Marathon Log.03.  Miles logged: 5

I bought a Sleek Timex Ironman watch to help pace myself during my runs.  I fooled myself into thinking I had mastered operating the watch before I left for my run today.  I pressed the start button, and proceeded with my run as normal, excited about my nifty acquisition.  Some time passed, and as I glanced at my watch it dawned on me that I had set my watch at 5 hour intervals rather than 5 minute ones.  Argh!  I spent the next mile or so fiddling with the dumb watch and growing more frustrated as I tried to remember how I had set it in the first place.

I play the fool in life as well.  It's hard for me to be upfront with my weaknesses, and boy do I have a laundry list of them.  This week it was my pride that came to a head. I got into two heated discussions this week, one with my mom and the second with my sister.  I hate admitting that I'm wrong--in my eyes, I'm right all the time. 

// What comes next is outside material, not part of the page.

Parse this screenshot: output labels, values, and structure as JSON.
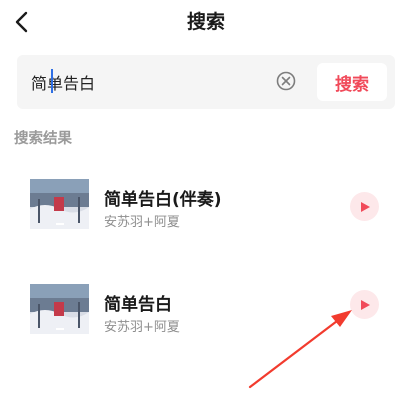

I also come before the Lord believing that I have it right.  But God does not see as Sherise sees.  And it's seldom that I come before the Lord in genuine humility like the tax collector in Luke 18 who stood at a distance from the temple, in full realization of his sin.

I desire not to play the fool anymore.  I'll never get it perfect, yet God has a way of reminding me that I am a creature of grace.  I respond with my head bowed, thankful for his forgiveness.